Vinte e cinco
anos
O caminho era um
alagado raso, com algumas elevações que não chegavam a ser uma porção de
terreno seco. Formavam apenas pequenos barrancos úmidos e lisos. Andamos por
aproximadamente dez minutos até dar com o muro. Do outro lado a indústria, o
trabalho assalariado, carteira de benefícios, plano de saúde, férias, décimo
terceiro...
Não era um muro
alto. Não afrontava. Bastava-se como símbolo, como um eficiente segregador
social. Não se exibia imponente. Mostrava até um limo bem desenvolvido na base
e um acintoso empeno no rumo que se estirava. Como se fosse uma barreira em
desuso, abandonada. Era, no entanto, um argumento fortíssimo para explicar a
distância entre as gentes tão iguais.
Por aqueles dias
eu já me batia nas duras batalhas sindicais produzidas pelas mudanças nas
relações de trabalho. Procurava entender
a reestruturação produtiva, a terceirização. Identificava a submissão à
doutrina da qualidade total, à pressão por um operário multitudo.
Naquele dia em
que caminhei pelo baixio alagado e varei no pé do muro, estava visitando um
amigo. Ele faz parte de uma comunidade tradicional, remanescente da Missão
Gibirié, às margens do rio Pará.
Por aquela
época, reconhecia a notória articulação que reinava nos meios empresariais, e
me indignava com uma camada da organização operária que admitia a possibilidade
de adequação aos novos modelos laborais.
Não era a minha
bandeira, um alinhamento com aquela guinada para a precarização do trabalho.
Defendia a manutenção dos direitos, conquistas, progressões salariais. O tempo
era de definições. Um dos argumentos que se utilizava nos fóruns de discussão em
defesa de um alinhamento, era de que nós, trabalhadores que estávamos do lado
de dentro dos muros, nas grandes corporações, éramos privilegiados, fazíamos
parte de uma elite operária.

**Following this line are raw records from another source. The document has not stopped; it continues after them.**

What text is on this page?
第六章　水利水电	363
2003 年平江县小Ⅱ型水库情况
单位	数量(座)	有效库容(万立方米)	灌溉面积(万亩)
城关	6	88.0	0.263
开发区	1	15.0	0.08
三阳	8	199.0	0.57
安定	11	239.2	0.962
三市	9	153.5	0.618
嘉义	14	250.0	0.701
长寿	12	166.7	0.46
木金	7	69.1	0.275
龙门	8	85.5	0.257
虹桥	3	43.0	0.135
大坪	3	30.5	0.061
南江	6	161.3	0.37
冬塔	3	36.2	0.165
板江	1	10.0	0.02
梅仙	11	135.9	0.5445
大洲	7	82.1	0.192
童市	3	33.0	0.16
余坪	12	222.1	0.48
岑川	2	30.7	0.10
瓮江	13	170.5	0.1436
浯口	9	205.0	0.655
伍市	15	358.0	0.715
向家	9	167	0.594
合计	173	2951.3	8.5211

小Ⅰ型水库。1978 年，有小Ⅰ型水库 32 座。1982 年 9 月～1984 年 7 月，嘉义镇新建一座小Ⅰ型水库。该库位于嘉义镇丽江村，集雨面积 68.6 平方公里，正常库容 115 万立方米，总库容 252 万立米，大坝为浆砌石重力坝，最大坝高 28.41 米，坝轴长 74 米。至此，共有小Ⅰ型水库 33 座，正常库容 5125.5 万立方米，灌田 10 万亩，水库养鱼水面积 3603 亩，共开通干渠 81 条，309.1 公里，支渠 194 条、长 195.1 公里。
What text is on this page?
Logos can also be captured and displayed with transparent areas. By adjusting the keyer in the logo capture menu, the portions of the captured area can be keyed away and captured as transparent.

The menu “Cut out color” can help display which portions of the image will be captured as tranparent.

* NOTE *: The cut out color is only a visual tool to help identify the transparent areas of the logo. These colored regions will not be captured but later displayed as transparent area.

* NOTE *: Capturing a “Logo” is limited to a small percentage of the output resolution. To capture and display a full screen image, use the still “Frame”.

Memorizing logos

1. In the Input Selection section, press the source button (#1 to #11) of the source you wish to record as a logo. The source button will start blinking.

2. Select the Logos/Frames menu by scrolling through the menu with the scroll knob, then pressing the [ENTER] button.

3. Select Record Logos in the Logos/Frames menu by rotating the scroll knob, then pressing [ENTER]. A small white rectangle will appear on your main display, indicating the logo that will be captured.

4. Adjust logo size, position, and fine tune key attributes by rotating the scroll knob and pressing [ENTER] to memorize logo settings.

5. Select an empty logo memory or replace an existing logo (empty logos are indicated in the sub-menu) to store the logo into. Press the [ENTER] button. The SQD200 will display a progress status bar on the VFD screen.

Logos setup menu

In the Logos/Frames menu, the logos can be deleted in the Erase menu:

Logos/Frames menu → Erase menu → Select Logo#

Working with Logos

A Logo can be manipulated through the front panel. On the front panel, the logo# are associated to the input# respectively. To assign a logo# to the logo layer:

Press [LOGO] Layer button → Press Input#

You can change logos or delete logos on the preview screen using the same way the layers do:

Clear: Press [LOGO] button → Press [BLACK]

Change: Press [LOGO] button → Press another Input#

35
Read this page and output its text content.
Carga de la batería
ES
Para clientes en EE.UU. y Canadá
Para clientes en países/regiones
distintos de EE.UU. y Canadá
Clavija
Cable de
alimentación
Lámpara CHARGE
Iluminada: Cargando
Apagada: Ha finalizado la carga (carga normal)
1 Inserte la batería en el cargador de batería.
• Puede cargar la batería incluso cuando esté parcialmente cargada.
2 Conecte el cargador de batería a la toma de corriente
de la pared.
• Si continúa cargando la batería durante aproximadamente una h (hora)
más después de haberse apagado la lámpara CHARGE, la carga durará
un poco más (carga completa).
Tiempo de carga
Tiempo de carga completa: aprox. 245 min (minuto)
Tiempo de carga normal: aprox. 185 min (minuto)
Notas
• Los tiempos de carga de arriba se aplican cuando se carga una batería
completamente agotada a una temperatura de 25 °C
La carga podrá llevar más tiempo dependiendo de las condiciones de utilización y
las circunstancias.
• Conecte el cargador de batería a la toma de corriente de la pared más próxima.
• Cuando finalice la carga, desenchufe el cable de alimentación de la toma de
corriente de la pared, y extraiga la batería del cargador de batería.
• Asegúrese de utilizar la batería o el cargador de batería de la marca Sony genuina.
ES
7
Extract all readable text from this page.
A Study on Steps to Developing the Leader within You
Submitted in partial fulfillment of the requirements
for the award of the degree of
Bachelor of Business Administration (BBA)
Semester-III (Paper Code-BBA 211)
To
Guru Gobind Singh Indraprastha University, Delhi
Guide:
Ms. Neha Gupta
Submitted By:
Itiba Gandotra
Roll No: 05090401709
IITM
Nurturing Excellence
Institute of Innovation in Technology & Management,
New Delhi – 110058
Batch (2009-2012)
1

Esta cantilena, até hoje ainda ecoa. Versa que
reduzindo direitos, se cria empregos.
Fui ver o amigo,
ali pelos arredores da Vila do Conde. Minha visita aconteceu dias depois de meu
amigo ter perdido todo o investimento que tinha. Não vivia do trabalho formal.
Por último, apostava na criação de peixes em cativeiro. Estava com os tanques
minando de tilápia, quando a maré grande invadiu a margem do rio Pará e levou
pra longe toda a criação. Ao contrário do que se possa pensar, meu amigo não
estava triste. Estava pronto pra outra. Deixou o almoço encaminhado e me
convidou para dar uma volta pela planície molhada e verificar os estragos. No
final da caminhada, o terreno era truncado pelo muro da empresa. Uma guarita,
mais adiante impedia o acesso. O mundo dele terminava ali ao pé do muro.
Paramos ante o
muro e por uns instantes eu me senti culpado de ver meu amigo ali, sem emprego,
sem esperança, sem a criação de tilápia. Bateu um banzo em pensar que eu vivia
dos benefícios que haviam do outro lado do muro. Ele mesmo deixou escapar que
considerava aquele ambiente além, um lugar de privilegiados e que ele embora,
tantos anos tentando, jamais conseguiu uma vaga do outro lado.
Hoje, exatamente
hoje, completo 25 anos de trabalho na indústria de Barcarena. Tantas histórias,
tantas lutas e conquistas, prazeres pessoais, conquistas sindicais.
Continuo
acreditando que o certo é a preservação dos direitos, a carteira assinada, o pacote
de benefícios, salários justos. Acredito na luta incessante por melhores
condições de trabalho. Mesmo porque, a aplicação do contrário, não mudou nada.
Meu amigo continua do lado de fora do muro.